Everything you need to know about Shared Parental Leave
If your baby is due on or after April 5th 2015, you could be eligible for Shared Parental leave, a new initiative being introduced in Scotland, England and Wales.
Shared Parental leave is set to replace Additional Paternity Leave. Although there will still be the option to take traditional maternity leave, the new offering provides options for both parents that aim to have a number of benefits, both to individual parents and to our wider culture – not only does it aim to allow both parents to spend more time with their new child as well as continue with their career goals, but it is hoped that on a wider scale this will help women in terms of the future of their careers after having children, as well as encouraging a reduction of the gender pay gap.
What Shared Parental Leave Offers
The first two weeks of parental leave following a birth, or adoption, will remain the same – for more information on this, see our previous article. Following this, there will be 50 weeks of leave available, which can be shared between both parents, and 37 weeks of pay.
Parents can take this paid time off at the same time – if they did this for the entire time, for example, this would mean that they would be able to take time off together for 6 months, which would add up to a combined 50 weeks.
They can also take it in up to three separate ‘blocks’ throughout the 52 week period, allowing each parent to have time individually with their new child and return to work at various intervals.

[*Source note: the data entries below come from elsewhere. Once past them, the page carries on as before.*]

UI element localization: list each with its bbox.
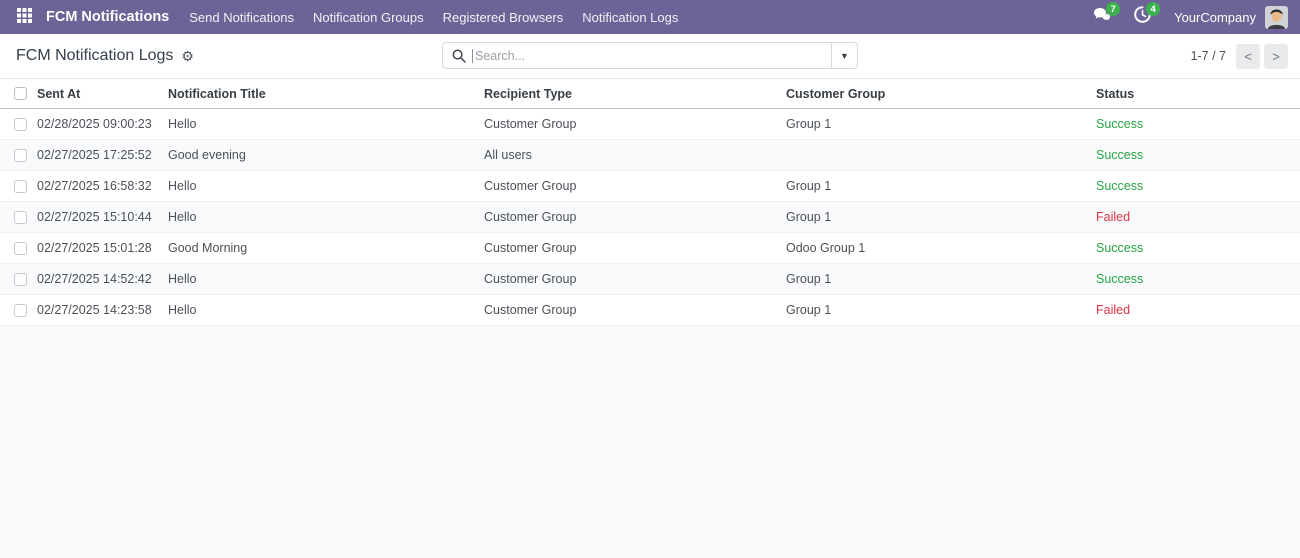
- cell-status: Success: [1096, 263, 1300, 295]
- column-header-notification-title[interactable]: Notification Title: [168, 78, 484, 109]
- select-all-checkbox[interactable]: [14, 87, 27, 100]
- row-checkbox[interactable]: [14, 303, 27, 317]
- column-header-recipient-type[interactable]: Recipient Type: [484, 78, 786, 109]
- cell-recipient: Customer Group: [484, 232, 786, 264]
- cell-group: Group 1: [786, 263, 1096, 295]
- column-header-customer-group[interactable]: Customer Group: [786, 78, 1096, 109]
- row-checkbox[interactable]: [14, 241, 27, 255]
- cell-recipient: All users: [484, 139, 786, 171]
- table-row[interactable]: 02/27/2025 14:52:42 Hello Customer Group…: [0, 263, 1300, 295]
- messages-button[interactable]: 7: [1090, 2, 1121, 29]
- apps-grid-icon: [16, 8, 32, 26]
- table-row[interactable]: 02/27/2025 16:58:32 Hello Customer Group…: [0, 170, 1300, 202]
- apps-menu-button[interactable]: [10, 0, 38, 34]
- row-checkbox[interactable]: [14, 117, 27, 131]
- cell-title: Good Morning: [168, 232, 484, 264]
- menu-notification-logs[interactable]: Notification Logs: [582, 10, 678, 25]
- table-row[interactable]: 02/27/2025 17:25:52 Good evening All use…: [0, 139, 1300, 171]
- chevron-left-icon: <: [1244, 48, 1252, 64]
- cell-recipient: Customer Group: [484, 170, 786, 202]
- notification-logs-table: Sent At Notification Title Recipient Typ…: [0, 78, 1300, 326]
- chevron-down-icon: ▼: [840, 50, 849, 61]
- table-row[interactable]: 02/27/2025 15:10:44 Hello Customer Group…: [0, 201, 1300, 233]
- row-checkbox[interactable]: [14, 210, 27, 224]
- cell-title: Hello: [168, 108, 484, 140]
- search-bar: ▼: [442, 42, 858, 69]
- systray: 7 4 YourCompany: [1090, 2, 1288, 29]
- cell-status: Success: [1096, 108, 1300, 140]
- user-avatar: [1265, 5, 1288, 29]
- cell-status: Failed: [1096, 201, 1300, 233]
- messages-count-badge: 7: [1106, 2, 1121, 16]
- cell-status: Success: [1096, 170, 1300, 202]
- cell-sent-at: 02/27/2025 17:25:52: [37, 139, 168, 171]
- menu-notification-groups[interactable]: Notification Groups: [313, 10, 424, 25]
- cell-sent-at: 02/27/2025 14:52:42: [37, 263, 168, 295]
- cell-sent-at: 02/27/2025 15:01:28: [37, 232, 168, 264]
- cell-status: Failed: [1096, 294, 1300, 326]
- table-row[interactable]: 02/28/2025 09:00:23 Hello Customer Group…: [0, 108, 1300, 140]
- table-row[interactable]: 02/27/2025 14:23:58 Hello Customer Group…: [0, 294, 1300, 326]
- table-row[interactable]: 02/27/2025 15:01:28 Good Morning Custome…: [0, 232, 1300, 264]
- chevron-right-icon: >: [1272, 48, 1280, 64]
- cell-title: Hello: [168, 263, 484, 295]
- table-header-row: Sent At Notification Title Recipient Typ…: [0, 78, 1300, 109]
- cell-sent-at: 02/27/2025 15:10:44: [37, 201, 168, 233]
- cell-title: Hello: [168, 294, 484, 326]
- table-body: 02/28/2025 09:00:23 Hello Customer Group…: [0, 108, 1300, 326]
- cell-group: Group 1: [786, 108, 1096, 140]
- search-icon[interactable]: [452, 49, 466, 63]
- cell-title: Good evening: [168, 139, 484, 171]
- app-brand[interactable]: FCM Notifications: [46, 9, 169, 25]
- cell-group: Group 1: [786, 201, 1096, 233]
- text-caret: [472, 49, 473, 63]
- row-checkbox[interactable]: [14, 148, 27, 162]
- cell-title: Hello: [168, 201, 484, 233]
- cell-status: Success: [1096, 232, 1300, 264]
- column-header-sent-at[interactable]: Sent At: [37, 78, 168, 109]
- pager-range: 1-7 / 7: [1190, 49, 1226, 63]
- control-panel: FCM Notification Logs ⚙ ▼ 1-7 / 7 < >: [0, 34, 1300, 78]
- cell-sent-at: 02/27/2025 14:23:58: [37, 294, 168, 326]
- cell-recipient: Customer Group: [484, 294, 786, 326]
- row-checkbox[interactable]: [14, 272, 27, 286]
- top-navbar: FCM Notifications Send Notifications Not…: [0, 0, 1300, 34]
- app-menus: Send Notifications Notification Groups R…: [189, 10, 678, 25]
- activities-button[interactable]: 4: [1130, 2, 1161, 29]
- pager-next-button[interactable]: >: [1264, 43, 1288, 69]
- search-dropdown-toggle[interactable]: ▼: [831, 43, 857, 68]
- cell-group: [786, 139, 1096, 171]
- cell-sent-at: 02/27/2025 16:58:32: [37, 170, 168, 202]
- row-checkbox[interactable]: [14, 179, 27, 193]
- cell-status: Success: [1096, 139, 1300, 171]
- menu-send-notifications[interactable]: Send Notifications: [189, 10, 294, 25]
- cell-recipient: Customer Group: [484, 263, 786, 295]
- search-input[interactable]: [472, 43, 831, 68]
- page-title: FCM Notification Logs: [16, 47, 174, 64]
- pager: 1-7 / 7 < >: [1190, 43, 1288, 69]
- menu-registered-browsers[interactable]: Registered Browsers: [443, 10, 564, 25]
- user-menu[interactable]: YourCompany: [1170, 5, 1288, 29]
- gear-icon[interactable]: ⚙: [181, 49, 194, 63]
- cell-group: Odoo Group 1: [786, 232, 1096, 264]
- cell-title: Hello: [168, 170, 484, 202]
- activities-count-badge: 4: [1146, 2, 1161, 16]
- cell-group: Group 1: [786, 170, 1096, 202]
- company-name: YourCompany: [1174, 9, 1256, 25]
- cell-sent-at: 02/28/2025 09:00:23: [37, 108, 168, 140]
- column-header-status[interactable]: Status: [1096, 78, 1300, 109]
- cell-recipient: Customer Group: [484, 201, 786, 233]
- cell-group: Group 1: [786, 294, 1096, 326]
- pager-previous-button[interactable]: <: [1236, 43, 1260, 69]
- cell-recipient: Customer Group: [484, 108, 786, 140]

Although there are rules stipulating advance notice of these blocks, which stands at 8 weeks, there is some possibility to change the schedule of leave should there be need to do so.
It is also possible to negotiate splitting a block of leave into a shorter amount of time, which must be at least a week, however although your employer must agree to you taking a block of leave, they do not have to agree to it being broken down into shorter periods.
To take Shared Parental Leave, both parents must be eligible for it. The eligibility clauses are as follows:
- You must opt in to the Shared Parental Leave system.
- You must both share care of the child – that is with either your spouse, civil partner, joint adopter or your partner who lives with you.
- The child’s mother, or adoptive parent, must be eligible for either maternity leave or pay, Maternity Allowance, or adoption leave or pay.
- The mother must have attained 26 weeks of service by the end of the 15th week before the due date, and be continuing to be employed by the same employer as they take Shared Parental Leave.
The mother’s partner, or other adoptive parent, must satisfy the following:
- They must have been working for at least 26 weeks – these do not need to have been continuous, and this can include being employed, self-employed or an agency worker.
- They must have earned at least £30 a week on average in 13 of the 66 weeks.
In addition to this, you must give correct notice, including a confirmation that your partner also meets the employment and income requirements necessary to allow them to receive Shared Parental Leave. Apart from the initial notification of Shared Parental Leave uptake, you must give your employer a further eight weeks’ notice of any period or ‘block’ of leave you intend to take.
You will both be eligible for statutory shared parental pay if you both qualify for statutory maternity and/or paternity pay.